In its eight years of existence, Bitcoin has dealt (and continues to) with skepticism, especially as its arrival challenged the idea of centralized authority. It brought with it a wave of cryptocurrencies. Regulators around the world have worked hard to frame appropriate guidelines. The response towards Bitcoin has been mixed, with some countrys banning it outright; a few embracing it; and the majority somewhat indifferent. Now, Bitcoin has earned acceptance and become more legitimate. It has created a niche for itself in the financial ecosystem. We take a look at how Bitcoins can be a part of an individual’s retirement portfolio, and should investors consider it. (Related reading, see: Bitcoin: Current And Future Legal Framework)

Bitcoins, Slowly Maturing

Although traditional investment vehicles continue to dominate the markets, the challenging financial climate has turned investors to look for alternatives. In recent times, fears of slowdown in the Chinese economy and events like Brexit led to many to flock around gold and bitcoins. This is not a new phenomenon; a report by McKinsey states that, “Global alternative investments across retail and institutional segments doubled in AUM between 2005 and 2011, to $6.5 trillion. This represents a compound annual growth rate of 14% over the period, far outstripping the growth of traditional asset classes.” This reflects that alternative investments are seen as a rescuer during crisis.

Although Bitcoin is relatively new among the available investment alternatives, it is fast rising in popularity and inching towards the mainstream. Interestingly, despite all concerns such as volatility in its price or ambiguity about its future, Bitcoin-related ventures have attracted huge investments and it has been endorsed by new partnerships with regular payment gateways. This is primarily because many believe that Bitcoin is similar to how the internet was in its initial years. Like all technology, it has a dark side to it (the internet dark web, for example). Among its advantages, Bitcoin offers a quick, cheap and efficient medium for transactions.

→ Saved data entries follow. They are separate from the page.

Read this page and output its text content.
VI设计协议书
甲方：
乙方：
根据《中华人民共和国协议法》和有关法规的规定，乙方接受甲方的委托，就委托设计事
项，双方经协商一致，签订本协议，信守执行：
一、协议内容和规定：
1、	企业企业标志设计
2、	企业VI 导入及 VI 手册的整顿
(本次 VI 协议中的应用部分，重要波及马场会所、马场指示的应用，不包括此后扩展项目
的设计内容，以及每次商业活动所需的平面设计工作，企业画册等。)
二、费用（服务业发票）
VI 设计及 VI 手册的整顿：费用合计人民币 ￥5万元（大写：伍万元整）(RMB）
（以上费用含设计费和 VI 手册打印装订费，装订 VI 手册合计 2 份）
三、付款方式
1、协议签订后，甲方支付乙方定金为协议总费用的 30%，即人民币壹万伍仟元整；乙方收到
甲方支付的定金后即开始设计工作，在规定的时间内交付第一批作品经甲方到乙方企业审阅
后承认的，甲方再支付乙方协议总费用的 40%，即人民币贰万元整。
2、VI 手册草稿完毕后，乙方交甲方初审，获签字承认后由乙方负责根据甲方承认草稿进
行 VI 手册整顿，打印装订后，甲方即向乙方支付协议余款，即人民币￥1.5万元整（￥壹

It is becoming popular especially in regions which suffer from inadequate banking facilities. It is being used by speculators and investors to gain from price patterns and by many for making payments and transfers. According to a recent report, “In the Bitcoin network, for example, the average processing fee for a Bitcoin transaction is 0.04 cents, compared to more than 0.35 cents for a typical credit card transaction.” (Related reading, see more: Bitcoin Use Surges 33% a Month in Caribbean Amid Bank Flight)

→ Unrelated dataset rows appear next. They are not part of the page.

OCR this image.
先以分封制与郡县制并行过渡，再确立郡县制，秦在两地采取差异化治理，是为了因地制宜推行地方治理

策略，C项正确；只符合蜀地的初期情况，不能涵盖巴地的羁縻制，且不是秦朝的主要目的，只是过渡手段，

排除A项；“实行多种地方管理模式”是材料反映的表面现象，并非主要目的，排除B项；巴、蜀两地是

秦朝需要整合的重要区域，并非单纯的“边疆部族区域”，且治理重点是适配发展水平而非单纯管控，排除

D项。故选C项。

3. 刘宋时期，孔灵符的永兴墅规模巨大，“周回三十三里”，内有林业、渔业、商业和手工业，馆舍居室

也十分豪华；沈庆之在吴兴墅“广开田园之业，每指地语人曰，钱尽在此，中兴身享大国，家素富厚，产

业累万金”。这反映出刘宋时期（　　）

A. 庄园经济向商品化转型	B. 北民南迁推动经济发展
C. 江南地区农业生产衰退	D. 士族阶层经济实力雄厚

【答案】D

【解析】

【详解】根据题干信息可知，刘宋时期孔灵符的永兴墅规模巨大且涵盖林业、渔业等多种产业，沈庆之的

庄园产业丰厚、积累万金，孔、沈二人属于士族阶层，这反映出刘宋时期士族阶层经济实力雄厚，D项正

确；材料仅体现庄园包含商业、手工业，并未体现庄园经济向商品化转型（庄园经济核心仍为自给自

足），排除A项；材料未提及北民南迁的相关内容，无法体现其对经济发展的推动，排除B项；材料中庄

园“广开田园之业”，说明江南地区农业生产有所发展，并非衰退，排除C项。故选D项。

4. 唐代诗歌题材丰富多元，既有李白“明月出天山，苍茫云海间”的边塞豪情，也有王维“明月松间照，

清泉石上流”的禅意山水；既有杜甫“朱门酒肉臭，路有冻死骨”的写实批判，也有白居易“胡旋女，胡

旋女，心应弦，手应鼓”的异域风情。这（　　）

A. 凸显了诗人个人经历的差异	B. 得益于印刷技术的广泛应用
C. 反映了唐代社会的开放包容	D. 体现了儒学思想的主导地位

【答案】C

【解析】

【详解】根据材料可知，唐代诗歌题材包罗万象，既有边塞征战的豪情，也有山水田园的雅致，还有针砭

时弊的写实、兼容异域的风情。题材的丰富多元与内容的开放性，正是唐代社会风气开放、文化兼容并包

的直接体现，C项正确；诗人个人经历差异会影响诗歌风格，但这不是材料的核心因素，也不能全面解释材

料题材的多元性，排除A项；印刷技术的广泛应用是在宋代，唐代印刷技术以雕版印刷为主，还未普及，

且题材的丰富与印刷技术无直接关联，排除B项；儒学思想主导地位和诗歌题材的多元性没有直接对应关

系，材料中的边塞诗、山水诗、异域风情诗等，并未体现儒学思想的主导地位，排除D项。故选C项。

Bitcoin has shown great power in times of financial chaos and is being viewed as a solid diversification instrument. However, its price volatility has kept many away from dipping their toes. But now, Bitcoins can be added to one’s retirement portfolio which can circumvent the issue of short-term price volatility while adding a new flavor to one’s portfolio.

How To Add Bitcoins?

The majority of individual retirement accounts or simply IRAs are managed by custodians or trustees for investors - mostly banks or broker-dealers and have stocks, bonds, mutual funds and certificate of deposits (CDs) as their investment vehicle. Examples of such accounts are traditional IRA, Roth IRA, Simplified Employee Pension (SEP) IRA, and Savings Incentive Match Plan for Employees (SIMPLE) IRA.

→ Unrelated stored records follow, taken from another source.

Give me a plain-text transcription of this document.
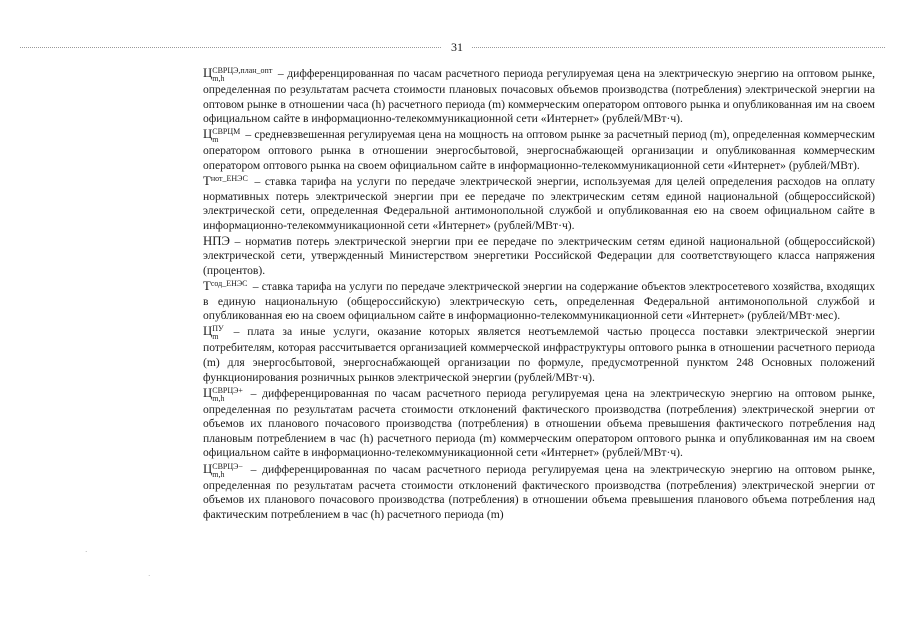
31

Ц СВРЦЭ,план_опт
m,h	– дифференцированная по часам расчетного периода регулируемая цена на электрическую энергию на оптовом рынке, определенная по результатам расчета стоимости плановых почасовых объемов производства (потребления) электрической энергии на оптовом рынке в отношении часа (h) расчетного периода (m) коммерческим оператором оптового рынка и опубликованная им на своем официальном сайте в информационно-телекоммуникационной сети «Интернет» (рублей/МВт·ч).

Ц СВРЦМ
m	– средневзвешенная регулируемая цена на мощность на оптовом рынке за расчетный период (m), определенная коммерческим оператором оптового рынка в отношении энергосбытовой, энергоснабжающей организации и опубликованная коммерческим оператором оптового рынка на своем официальном сайте в информационно-телекоммуникационной сети «Интернет» (рублей/МВт).

Т нот_ЕНЭС – ставка тарифа на услуги по передаче электрической энергии, используемая для целей определения расходов на оплату нормативных потерь электрической энергии при ее передаче по электрическим сетям единой национальной (общероссийской) электрической сети, определенная Федеральной антимонопольной службой и опубликованная ею на своем официальном сайте в информационно-телекоммуникационной сети «Интернет» (рублей/МВт·ч).

НПЭ – норматив потерь электрической энергии при ее передаче по электрическим сетям единой национальной (общероссийской) электрической сети, утвержденный Министерством энергетики Российской Федерации для соответствующего класса напряжения (процентов).

Т сод_ЕНЭС – ставка тарифа на услуги по передаче электрической энергии на содержание объектов электросетевого хозяйства, входящих в единую национальную (общероссийскую) электрическую сеть, определенная Федеральной антимонопольной службой и опубликованная ею на своем официальном сайте в информационно-телекоммуникационной сети «Интернет» (рублей/МВт·мес).

Ц ПУ
m – плата за иные услуги, оказание которых является неотъемлемой частью процесса поставки электрической энергии потребителям, которая рассчитывается организацией коммерческой инфраструктуры оптового рынка в отношении расчетного периода (m) для энергосбытовой, энергоснабжающей организации по формуле, предусмотренной пунктом 248 Основных положений функционирования розничных рынков электрической энергии (рублей/МВт·ч).

Ц СВРЦЭ+
m,h	– дифференцированная по часам расчетного периода регулируемая цена на электрическую энергию на оптовом рынке, определенная по результатам расчета стоимости отклонений фактического производства (потребления) электрической энергии от объемов их планового почасового производства (потребления) в отношении объема превышения фактического потребления над плановым потреблением в час (h) расчетного периода (m) коммерческим оператором оптового рынка и опубликованная им на своем официальном сайте в информационно-телекоммуникационной сети «Интернет» (рублей/МВт·ч).

Ц СВРЦЭ−
m,h	– дифференцированная по часам расчетного периода регулируемая цена на электрическую энергию на оптовом рынке, определенная по результатам расчета стоимости отклонений фактического производства (потребления) электрической энергии от объемов их планового почасового производства (потребления) в отношении объема превышения планового объема потребления над фактическим потреблением в час (h) расчетного периода (m)

·
·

However, outside of these traditional assets, there lies great opportunity for diversification by purchasing and holding assets such as real estate, promissory notes, tax lien certificates, private placement securities, gold and even Bitcoins. Investors can take the route of self-directed IRAs through custodians and trustees. The process to add Bitcoins to your self-directed IRA is simple and fast. It involves opening a self-directed IRA through a secure e-sign application; then the new account is funded via a rollover or transfer. Finally, the investor needs to complete a Bitcoin allocation order. The regulations followed by self-directed IRAs are the same as regular IRAs, which means you cannot access your money until you are 59 ½ years old, or face a penalty for early withdrawal. However, self-directed IRAs place an investor in charge of his investment decisions. Edmund C. Moy Former Director, U.S. Mint and BitcoinIRA’s Chief Strategist believes that “Bitcoin puts the power to create money back into the people’s hands. Furthermpre, “…like gold, investing bitcoins in an IRA functions best as a small part of a balanced portfolio.”

The Bottom Line

Overall, the benefit of diversification, increasing risk appetite, the desire for higher returns and the availability of innovative products have drawn investors towards alternative’s such as Bitcoins and self-directed IRAs can be a good vehicle to get access them for longer-term with tax advantages. While a small exposure to Bitcoins for over the long-term via these self-directed IRAs can be a rewarding bet, investors must consider the speculative nature of bitcoins; rules and penalties that apply to self-directed IRAs; as well as the evolving nature of regulations towards virtual currencies before taking a plunge.